Но приветствие вышло не совсем так, как предполагала maman. Государь не сказал: «Bonjour, enfants!»; он сказал совсем просто и ласково: «Здравствуйте, дети!» — и мы отвечали громко и радостно: «Здравствуйте, Ваше императорское величество!» Затем пели «Боже, царя храни!» и «Славься», после чего государь с княжной и князьями пошел осматривать классы, рукодельную, дортуары и пригласил нас следовать за собой. Тут мы забыли всю дисциплину, все начальство, все приказы.

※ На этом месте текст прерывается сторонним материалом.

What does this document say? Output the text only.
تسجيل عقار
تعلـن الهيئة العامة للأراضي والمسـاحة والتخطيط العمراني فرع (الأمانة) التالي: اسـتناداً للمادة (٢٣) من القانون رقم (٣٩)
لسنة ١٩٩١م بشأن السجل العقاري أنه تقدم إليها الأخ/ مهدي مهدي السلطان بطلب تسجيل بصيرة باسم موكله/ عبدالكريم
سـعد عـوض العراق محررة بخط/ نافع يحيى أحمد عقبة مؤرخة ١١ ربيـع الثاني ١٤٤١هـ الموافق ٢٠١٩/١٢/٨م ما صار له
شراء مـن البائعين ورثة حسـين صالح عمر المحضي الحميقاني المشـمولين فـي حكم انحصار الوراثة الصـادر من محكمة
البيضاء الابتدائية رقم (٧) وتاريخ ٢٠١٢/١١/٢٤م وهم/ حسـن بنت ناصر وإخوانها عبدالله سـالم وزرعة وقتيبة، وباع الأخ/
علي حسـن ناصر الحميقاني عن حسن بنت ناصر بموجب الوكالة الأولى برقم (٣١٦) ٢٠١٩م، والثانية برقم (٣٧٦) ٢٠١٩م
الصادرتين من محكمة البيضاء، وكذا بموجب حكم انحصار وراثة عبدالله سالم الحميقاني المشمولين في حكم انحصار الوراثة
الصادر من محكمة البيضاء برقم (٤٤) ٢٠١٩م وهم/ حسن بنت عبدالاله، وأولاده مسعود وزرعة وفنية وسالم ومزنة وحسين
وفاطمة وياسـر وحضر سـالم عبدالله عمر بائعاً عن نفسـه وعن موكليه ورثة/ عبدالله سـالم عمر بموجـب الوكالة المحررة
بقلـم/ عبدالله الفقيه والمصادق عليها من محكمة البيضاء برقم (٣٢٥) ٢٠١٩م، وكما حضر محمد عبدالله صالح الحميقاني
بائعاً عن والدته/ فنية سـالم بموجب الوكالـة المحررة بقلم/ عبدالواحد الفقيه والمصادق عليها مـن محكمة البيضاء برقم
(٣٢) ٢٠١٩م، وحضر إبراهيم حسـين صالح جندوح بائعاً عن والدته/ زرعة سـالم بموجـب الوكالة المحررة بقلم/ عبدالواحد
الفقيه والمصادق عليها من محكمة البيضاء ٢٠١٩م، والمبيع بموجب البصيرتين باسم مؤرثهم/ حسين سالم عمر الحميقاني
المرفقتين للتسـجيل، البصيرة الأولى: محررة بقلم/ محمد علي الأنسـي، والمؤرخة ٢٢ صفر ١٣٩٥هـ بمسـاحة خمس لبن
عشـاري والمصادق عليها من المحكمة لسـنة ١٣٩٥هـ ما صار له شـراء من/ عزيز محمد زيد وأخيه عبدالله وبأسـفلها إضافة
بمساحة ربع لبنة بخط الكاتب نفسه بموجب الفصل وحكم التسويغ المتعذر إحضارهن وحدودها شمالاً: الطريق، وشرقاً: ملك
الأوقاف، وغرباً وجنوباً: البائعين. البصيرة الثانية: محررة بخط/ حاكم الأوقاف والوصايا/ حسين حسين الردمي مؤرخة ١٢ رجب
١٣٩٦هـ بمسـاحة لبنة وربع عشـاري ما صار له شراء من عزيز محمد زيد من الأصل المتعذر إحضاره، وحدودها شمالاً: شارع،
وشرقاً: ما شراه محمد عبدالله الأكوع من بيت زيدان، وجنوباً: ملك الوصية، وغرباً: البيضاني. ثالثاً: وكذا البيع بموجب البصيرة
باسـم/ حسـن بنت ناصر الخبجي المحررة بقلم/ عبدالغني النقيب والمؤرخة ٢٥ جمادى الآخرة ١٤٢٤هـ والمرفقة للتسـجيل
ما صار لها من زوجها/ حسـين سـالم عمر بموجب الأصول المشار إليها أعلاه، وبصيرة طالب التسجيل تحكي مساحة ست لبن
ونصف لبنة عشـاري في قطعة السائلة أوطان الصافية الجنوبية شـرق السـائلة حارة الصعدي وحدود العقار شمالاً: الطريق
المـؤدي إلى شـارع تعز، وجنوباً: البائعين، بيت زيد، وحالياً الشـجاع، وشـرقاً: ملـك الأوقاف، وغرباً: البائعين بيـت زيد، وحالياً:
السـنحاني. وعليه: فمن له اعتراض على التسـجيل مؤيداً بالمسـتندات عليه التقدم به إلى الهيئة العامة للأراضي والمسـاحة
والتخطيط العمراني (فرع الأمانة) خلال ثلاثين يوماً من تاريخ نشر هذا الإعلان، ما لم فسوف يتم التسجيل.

Где шли великие князья и княжна, где были maman, классные дамы, генерал Лужин — я не знаю; государь шел впереди крупным неторопливым шагом, заложив руки за спину и немного согнувшись; за ним, степенно выступая шаг за шагом, не бывший в зале, но откуда-то появившийся в коридоре черный водолаз, и сейчас же мы, выпускные, толпой.
Со мной делайте, что хотите, но Милорда моего не трогайте, — говорил государь (то есть не вздумайте стричь у него шерсть на память, как это было, говорят, в некоторых заведениях).
Государь прошел в наш первый класс. Посередине его стояла большая черная доска, сплошь изрисованная мелом. Мы проходили Европейскую Россию. Чтобы облегчить изучение губерний и наглядно показать в одной общей картине ее промышленность в связи с климатом, флорой и фауной, учитель наш разделил доску сообразно числу пространства на клетки и в каждой из них нарисовал в виде мелких, но совершенно отчетливых рисунков все, что было наиболее типичного в данном пространстве. Миниатюрные фигурки были прекрасно сделаны, подчас комичны и живы.